Several tea party groups got a surprise in their mailboxes earlier this month--letters from the IRS questioning their nonprofit status (apologies for the Faux News link).
In letters sent from IRS offices in Cincinnati earlier this month, chapters including the Waco (Texas) Tea Party and the Ohio Liberty Council were asked to provide a list of donors, identify volunteers, financial support for and relationships with political candidates and parties, and even printed copies of their Facebook pages.
"Some of what they (the IRS) asked was reasonable, but there were some requests on there that were strange," Toby Marie Walker, president of the Waco Tea Party told FoxNews.com. "It makes you wonder if they do this to groups like ACORN or other left-leaning groups.”

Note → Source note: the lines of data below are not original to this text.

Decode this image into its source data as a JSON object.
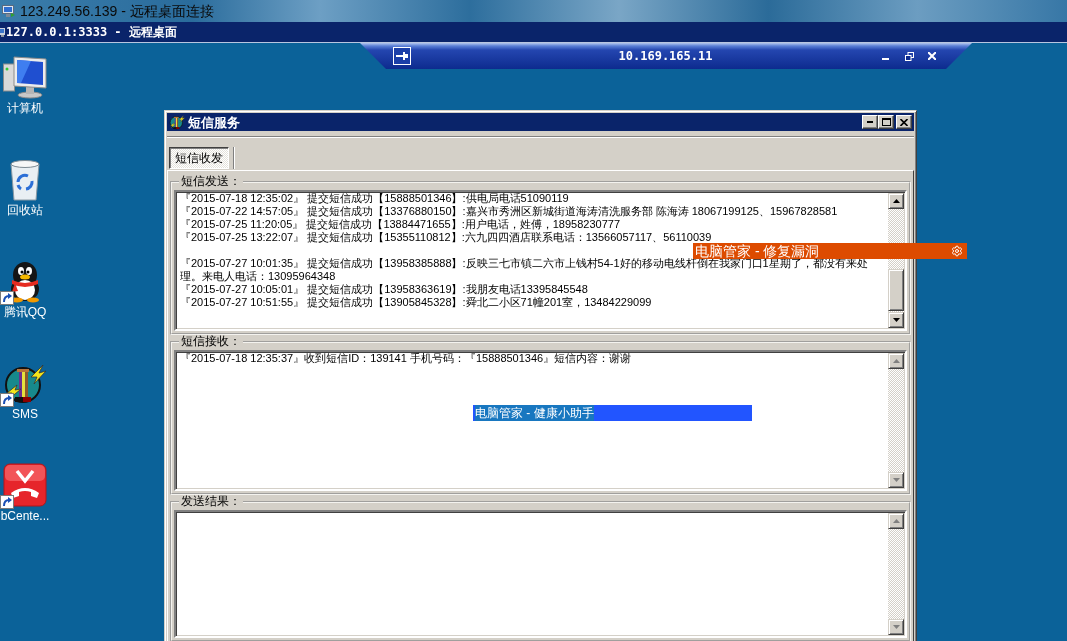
{
  "client_window": {
    "title": "123.249.56.139 - 远程桌面连接"
  },
  "session_window": {
    "title": "127.0.0.1:3333 - 远程桌面"
  },
  "connection_bar": {
    "host": "10.169.165.11"
  },
  "desktop_icons": [
    {
      "label": "计算机",
      "kind": "computer",
      "shortcut": false
    },
    {
      "label": "回收站",
      "kind": "recycle_bin",
      "shortcut": false
    },
    {
      "label": "腾讯QQ",
      "kind": "penguin",
      "shortcut": true
    },
    {
      "label": "SMS",
      "kind": "signal",
      "shortcut": true
    },
    {
      "label": "bCente...",
      "kind": "phone",
      "shortcut": true
    }
  ],
  "sms_window": {
    "title": "短信服务",
    "tabs": [
      {
        "label": "短信收发",
        "selected": true
      }
    ],
    "groups": [
      {
        "label": "短信发送：",
        "scrollable": true,
        "entries": [
          {
            "text": "『2015-07-18 12:35:02』 提交短信成功【15888501346】:供电局电话51090119",
            "blank_line_before": false
          },
          {
            "text": "『2015-07-22 14:57:05』 提交短信成功【13376880150】:嘉兴市秀洲区新城街道海涛清洗服务部 陈海涛 18067199125、15967828581",
            "blank_line_before": false
          },
          {
            "text": "『2015-07-25 11:20:05』 提交短信成功【13884471655】:用户电话，姓傅，18958230777",
            "blank_line_before": false
          },
          {
            "text": "『2015-07-25 13:22:07』 提交短信成功【15355110812】:六九四四酒店联系电话：13566057117、56110039",
            "blank_line_before": false
          },
          {
            "text": "『2015-07-27 10:01:35』 提交短信成功【13958385888】:反映三七市镇二六市上钱村54-1好的移动电线杆倒在我家门口1星期了，都没有来处理。来电人电话：13095964348",
            "blank_line_before": true
          },
          {
            "text": "『2015-07-27 10:05:01』 提交短信成功【13958363619】:我朋友电话13395845548",
            "blank_line_before": false
          },
          {
            "text": "『2015-07-27 10:51:55』 提交短信成功【13905845328】:舜北二小区71幢201室，13484229099",
            "blank_line_before": false
          }
        ]
      },
      {
        "label": "短信接收：",
        "scrollable": false,
        "entries": [
          {
            "text": "『2015-07-18 12:35:37』收到短信ID：139141 手机号码：『15888501346』短信内容：谢谢",
            "blank_line_before": false
          }
        ]
      },
      {
        "label": "发送结果：",
        "scrollable": false
      }
    ]
  },
  "notifications": [
    {
      "kind": "repair",
      "text": "电脑管家 - 修复漏洞"
    },
    {
      "kind": "health",
      "text": "电脑管家 - 健康小助手"
    }
  ]
}
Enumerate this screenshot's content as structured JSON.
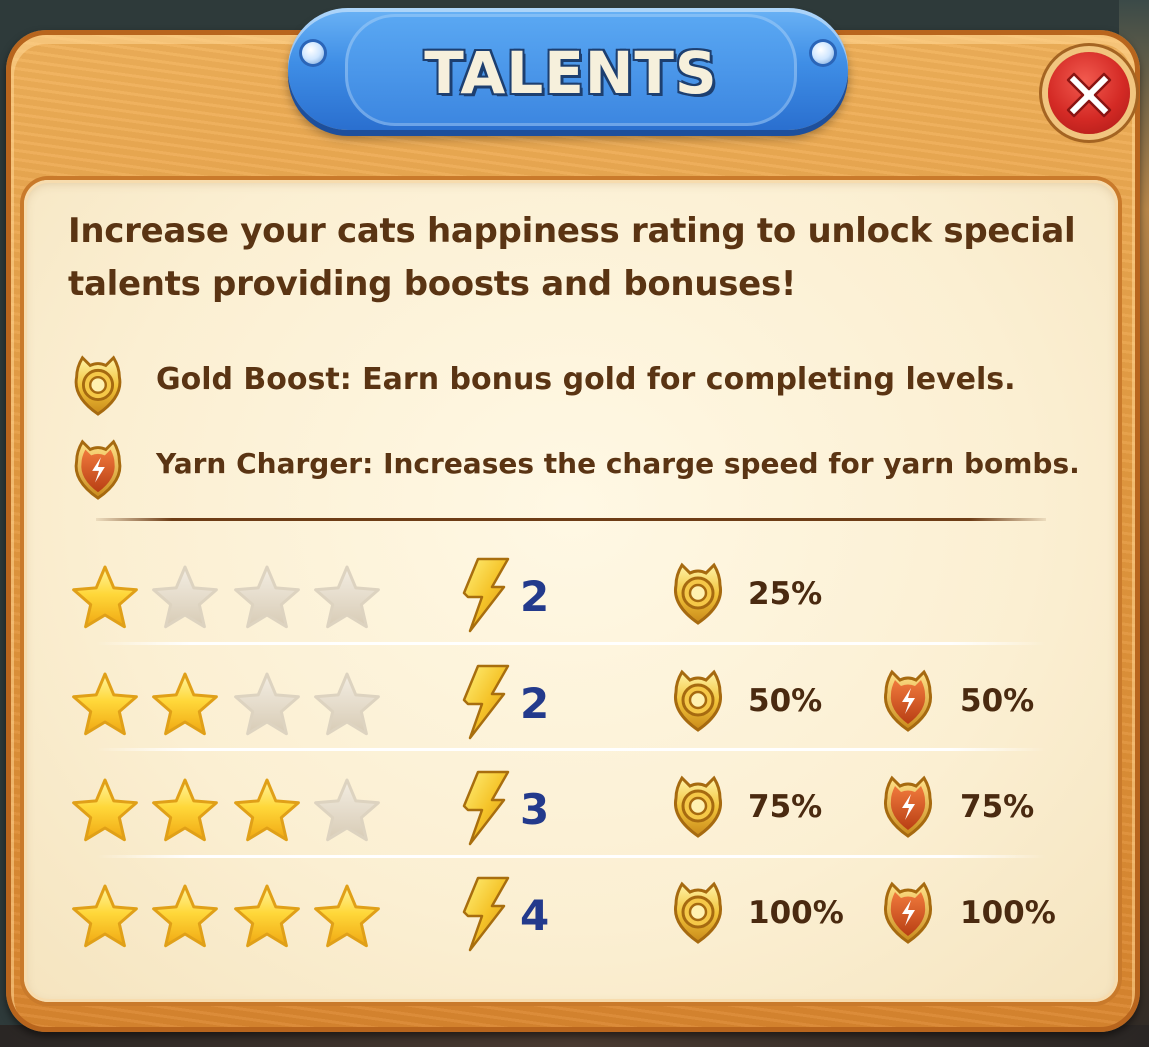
{
  "window": {
    "title": "TALENTS"
  },
  "close_button": {
    "icon": "close-icon"
  },
  "intro": "Increase your cats happiness rating to unlock special talents providing boosts and bonuses!",
  "legend": [
    {
      "icon": "gold-boost-icon",
      "text": "Gold Boost: Earn bonus gold for completing levels."
    },
    {
      "icon": "yarn-charger-icon",
      "text": "Yarn Charger: Increases the charge speed for yarn bombs."
    }
  ],
  "tiers": [
    {
      "stars_filled": 1,
      "stars_total": 4,
      "charge": "2",
      "gold_boost": "25%",
      "yarn_charger": ""
    },
    {
      "stars_filled": 2,
      "stars_total": 4,
      "charge": "2",
      "gold_boost": "50%",
      "yarn_charger": "50%"
    },
    {
      "stars_filled": 3,
      "stars_total": 4,
      "charge": "3",
      "gold_boost": "75%",
      "yarn_charger": "75%"
    },
    {
      "stars_filled": 4,
      "stars_total": 4,
      "charge": "4",
      "gold_boost": "100%",
      "yarn_charger": "100%"
    }
  ],
  "colors": {
    "frame_wood": "#e49a40",
    "panel_cream": "#fbefd2",
    "title_blue": "#3f8ee6",
    "close_red": "#d42a25",
    "star_gold": "#ffd83a",
    "star_empty": "#e6dccb",
    "charge_blue": "#233a8c",
    "text_brown": "#5a3413"
  }
}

Seems that most tea party outfits are organized as 501(c)(4) organizations, a category used by "social welfare" groups. While they're allowed to engage in political activity, it can't be their primary function. However, as we all know, nearly all of these outfits are political to the core.
At least one tax law expert thinks the teabaggers' whining is much ado about nothing.
"These are standard inquiries," said Ellen Aprill, a professor who teaches tax law at Loyola Law School in Los Angeles. "If they (the Tea Party chapters) do nothing but campaign intervention, then they have to file as a 527 organization.”
There's really no "if" about it--name ONE tea party-affiliated group that doesn't engage exclusively or primarily in campaign intervention. I didn't think so.